CHAPTER VI
THE PEACE PARLEYS
The issuance of the Austrian ultimatum precipitated a grave crisis. It did not, however, present any insoluble problem. Peace could and should have been preserved. Its preservation is always possible when nations, which may be involved in a controversy, are inspired by a reasonably pacific purpose. Only when the masses of the people are inflamed with a passionate desire for war, and in a time of popular hysteria responsible statesmen are helplessly borne along the turgid flow of events as bubbles are carried by the swift current of a swollen river, is peace a visionary dream.
It is the peculiarity of the present crisis that no such popular hysteria existed. No popular demand for war developed until after it was virtually precipitated. Even then large classes of workingmen, both in Germany and France, protested.
The peoples of the various countries had scant knowledge of the issues which had been raised by their diplomats and had little, if any, interest in the Servian trouble. The chief exception to this was in Austria, where unquestionably popular feeling had been powerfully excited by the murder of the Archduke and where there had been, especially in Vienna, popular manifestations in favor of war. In Russia also there was not unnaturally a strong undercurrent of popular sympathy for Servia.

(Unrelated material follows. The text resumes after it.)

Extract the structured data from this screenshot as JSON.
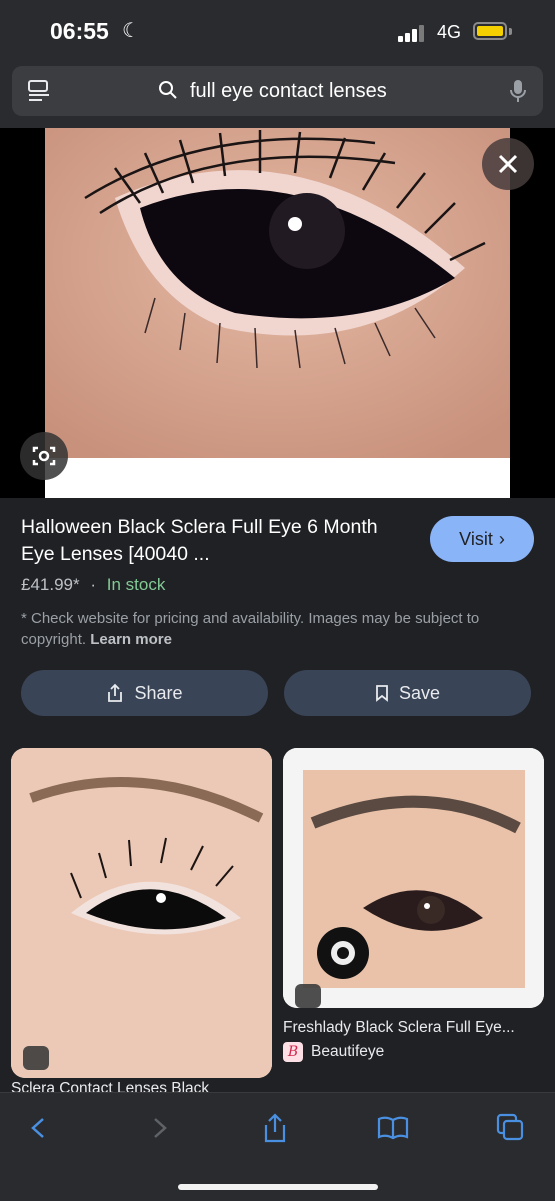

The writer was in the Engadine at the time referred to, and cosmopolitan St. Moritz, although a little place, was, in its heterogeneous population, Europe in microcosmic form. There the average man continued to enjoy his mid-summer holiday and refused to believe that so great a catastrophe was imminent until the last two fateful days in July. The citizens of all nations continued to fraternize, and were one in amazement that a war could be precipitated on causes in which the average man took so slight an interest.

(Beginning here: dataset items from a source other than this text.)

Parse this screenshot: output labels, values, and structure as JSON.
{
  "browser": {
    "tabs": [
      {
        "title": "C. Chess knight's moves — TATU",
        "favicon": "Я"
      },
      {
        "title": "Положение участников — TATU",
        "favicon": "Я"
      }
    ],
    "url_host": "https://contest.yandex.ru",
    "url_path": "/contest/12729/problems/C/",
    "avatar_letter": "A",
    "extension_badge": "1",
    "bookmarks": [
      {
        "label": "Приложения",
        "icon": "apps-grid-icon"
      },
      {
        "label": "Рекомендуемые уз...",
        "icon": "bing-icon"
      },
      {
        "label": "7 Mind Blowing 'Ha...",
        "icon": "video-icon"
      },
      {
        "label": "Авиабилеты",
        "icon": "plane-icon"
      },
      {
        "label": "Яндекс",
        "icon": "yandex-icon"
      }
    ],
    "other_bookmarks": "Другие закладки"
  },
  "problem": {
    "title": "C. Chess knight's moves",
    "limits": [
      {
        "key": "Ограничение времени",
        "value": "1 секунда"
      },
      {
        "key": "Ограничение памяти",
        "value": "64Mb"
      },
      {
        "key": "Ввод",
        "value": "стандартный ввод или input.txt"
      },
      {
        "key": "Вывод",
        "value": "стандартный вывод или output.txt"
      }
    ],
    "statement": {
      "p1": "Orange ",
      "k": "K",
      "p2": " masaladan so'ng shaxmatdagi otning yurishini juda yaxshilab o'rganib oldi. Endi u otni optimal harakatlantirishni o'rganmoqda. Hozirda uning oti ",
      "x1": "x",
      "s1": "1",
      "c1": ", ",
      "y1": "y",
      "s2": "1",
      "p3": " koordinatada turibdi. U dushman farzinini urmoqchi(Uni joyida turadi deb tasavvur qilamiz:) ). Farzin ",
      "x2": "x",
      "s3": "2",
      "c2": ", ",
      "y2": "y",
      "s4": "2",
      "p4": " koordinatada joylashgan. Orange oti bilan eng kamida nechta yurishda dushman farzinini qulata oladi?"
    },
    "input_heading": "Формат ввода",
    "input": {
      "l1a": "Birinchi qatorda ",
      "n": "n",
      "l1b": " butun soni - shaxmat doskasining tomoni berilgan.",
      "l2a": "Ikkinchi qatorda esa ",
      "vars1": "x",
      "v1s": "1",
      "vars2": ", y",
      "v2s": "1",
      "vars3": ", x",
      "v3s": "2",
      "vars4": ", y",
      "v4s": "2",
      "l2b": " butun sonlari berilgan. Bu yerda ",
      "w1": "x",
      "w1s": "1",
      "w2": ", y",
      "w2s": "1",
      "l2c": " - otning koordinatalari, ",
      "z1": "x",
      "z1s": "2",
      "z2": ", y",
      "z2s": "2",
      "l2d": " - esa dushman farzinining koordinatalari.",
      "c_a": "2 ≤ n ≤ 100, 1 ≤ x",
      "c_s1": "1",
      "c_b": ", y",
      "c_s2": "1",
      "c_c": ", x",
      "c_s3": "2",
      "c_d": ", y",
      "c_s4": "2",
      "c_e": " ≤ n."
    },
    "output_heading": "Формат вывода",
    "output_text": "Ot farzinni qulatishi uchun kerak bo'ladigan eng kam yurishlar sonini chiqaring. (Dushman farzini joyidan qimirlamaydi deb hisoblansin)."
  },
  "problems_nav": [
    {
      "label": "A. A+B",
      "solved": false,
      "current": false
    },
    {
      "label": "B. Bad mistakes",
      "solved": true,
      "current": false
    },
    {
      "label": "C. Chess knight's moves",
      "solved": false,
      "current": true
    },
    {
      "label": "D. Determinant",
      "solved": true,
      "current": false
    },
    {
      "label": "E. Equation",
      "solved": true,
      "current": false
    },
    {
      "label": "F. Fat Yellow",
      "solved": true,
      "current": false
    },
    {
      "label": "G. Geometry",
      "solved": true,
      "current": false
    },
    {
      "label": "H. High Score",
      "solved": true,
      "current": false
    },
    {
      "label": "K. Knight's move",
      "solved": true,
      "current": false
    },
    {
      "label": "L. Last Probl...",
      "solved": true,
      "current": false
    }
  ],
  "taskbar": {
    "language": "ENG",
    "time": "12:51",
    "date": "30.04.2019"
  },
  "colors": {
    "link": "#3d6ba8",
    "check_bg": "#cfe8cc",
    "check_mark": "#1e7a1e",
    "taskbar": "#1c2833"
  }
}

Unembarrassed by any popular clamor, this war could have been prevented, and the important question presents itself to the Supreme Court of Civilization as to the moral responsibility for the failure of the negotiations.

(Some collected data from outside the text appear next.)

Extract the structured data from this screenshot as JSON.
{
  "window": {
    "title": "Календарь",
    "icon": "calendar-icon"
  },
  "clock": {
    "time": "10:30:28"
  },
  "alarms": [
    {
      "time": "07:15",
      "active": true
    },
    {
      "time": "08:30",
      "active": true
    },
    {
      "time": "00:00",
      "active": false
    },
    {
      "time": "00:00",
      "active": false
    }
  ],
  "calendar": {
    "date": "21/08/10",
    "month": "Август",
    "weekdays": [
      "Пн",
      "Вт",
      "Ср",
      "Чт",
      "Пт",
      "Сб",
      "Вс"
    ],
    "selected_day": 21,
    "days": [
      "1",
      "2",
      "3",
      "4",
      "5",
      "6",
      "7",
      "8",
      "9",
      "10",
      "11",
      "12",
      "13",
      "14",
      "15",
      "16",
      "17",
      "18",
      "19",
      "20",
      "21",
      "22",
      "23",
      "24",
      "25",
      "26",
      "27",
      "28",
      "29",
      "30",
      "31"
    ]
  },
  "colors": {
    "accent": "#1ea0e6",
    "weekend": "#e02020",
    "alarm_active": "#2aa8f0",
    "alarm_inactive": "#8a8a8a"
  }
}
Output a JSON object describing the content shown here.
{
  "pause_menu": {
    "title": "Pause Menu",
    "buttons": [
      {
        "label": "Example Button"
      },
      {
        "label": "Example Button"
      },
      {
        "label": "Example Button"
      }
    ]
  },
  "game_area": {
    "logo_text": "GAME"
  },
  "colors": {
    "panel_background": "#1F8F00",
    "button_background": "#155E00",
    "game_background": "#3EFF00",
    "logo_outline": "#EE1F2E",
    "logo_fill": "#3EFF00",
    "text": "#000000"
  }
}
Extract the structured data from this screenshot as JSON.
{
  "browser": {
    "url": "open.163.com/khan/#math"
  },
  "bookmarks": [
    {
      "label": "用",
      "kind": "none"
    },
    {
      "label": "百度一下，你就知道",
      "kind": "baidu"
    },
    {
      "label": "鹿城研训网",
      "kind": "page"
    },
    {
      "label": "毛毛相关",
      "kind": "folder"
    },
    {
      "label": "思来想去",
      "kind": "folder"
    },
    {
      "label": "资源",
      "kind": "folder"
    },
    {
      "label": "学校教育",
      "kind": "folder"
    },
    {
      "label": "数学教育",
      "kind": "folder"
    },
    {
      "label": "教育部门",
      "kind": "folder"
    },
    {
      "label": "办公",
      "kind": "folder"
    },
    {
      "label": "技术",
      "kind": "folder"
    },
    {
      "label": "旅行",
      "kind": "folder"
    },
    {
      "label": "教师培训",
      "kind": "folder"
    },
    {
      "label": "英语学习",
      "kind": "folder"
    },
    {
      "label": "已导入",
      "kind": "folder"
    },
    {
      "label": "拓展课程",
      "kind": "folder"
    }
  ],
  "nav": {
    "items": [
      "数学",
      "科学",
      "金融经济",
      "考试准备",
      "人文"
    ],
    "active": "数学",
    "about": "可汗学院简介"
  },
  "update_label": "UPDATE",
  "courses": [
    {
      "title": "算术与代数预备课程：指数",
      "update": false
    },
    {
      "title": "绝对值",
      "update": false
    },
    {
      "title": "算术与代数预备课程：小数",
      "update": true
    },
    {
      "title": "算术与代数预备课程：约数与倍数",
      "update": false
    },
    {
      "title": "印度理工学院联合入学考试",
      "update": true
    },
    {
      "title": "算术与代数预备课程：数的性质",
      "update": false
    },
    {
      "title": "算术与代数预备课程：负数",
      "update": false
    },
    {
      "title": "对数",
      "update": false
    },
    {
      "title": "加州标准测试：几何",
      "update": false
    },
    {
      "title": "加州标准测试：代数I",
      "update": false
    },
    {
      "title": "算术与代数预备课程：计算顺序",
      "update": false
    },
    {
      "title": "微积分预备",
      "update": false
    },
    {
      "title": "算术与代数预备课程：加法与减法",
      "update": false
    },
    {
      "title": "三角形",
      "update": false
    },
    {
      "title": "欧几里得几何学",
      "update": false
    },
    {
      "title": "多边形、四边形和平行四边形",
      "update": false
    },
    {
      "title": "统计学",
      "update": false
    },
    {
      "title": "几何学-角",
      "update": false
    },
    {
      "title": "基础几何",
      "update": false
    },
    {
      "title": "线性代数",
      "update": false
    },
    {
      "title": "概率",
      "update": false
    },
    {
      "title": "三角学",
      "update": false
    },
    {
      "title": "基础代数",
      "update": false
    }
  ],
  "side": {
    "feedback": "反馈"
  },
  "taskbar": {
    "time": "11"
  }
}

Which of the two groups of powers sincerely worked for peace and which obstructed those efforts?
In reaching its conclusion our imaginary Court would pay little attention to mere professions of a desire for peace. A nation, like an individual, can covertly stab the peace of another while saying, “Art thou in health, my brother?” and even the peace of civilization can be betrayed by a Judas-kiss. Professions of peace belong to the cant of diplomacy and have always characterized the most bellicose of nations.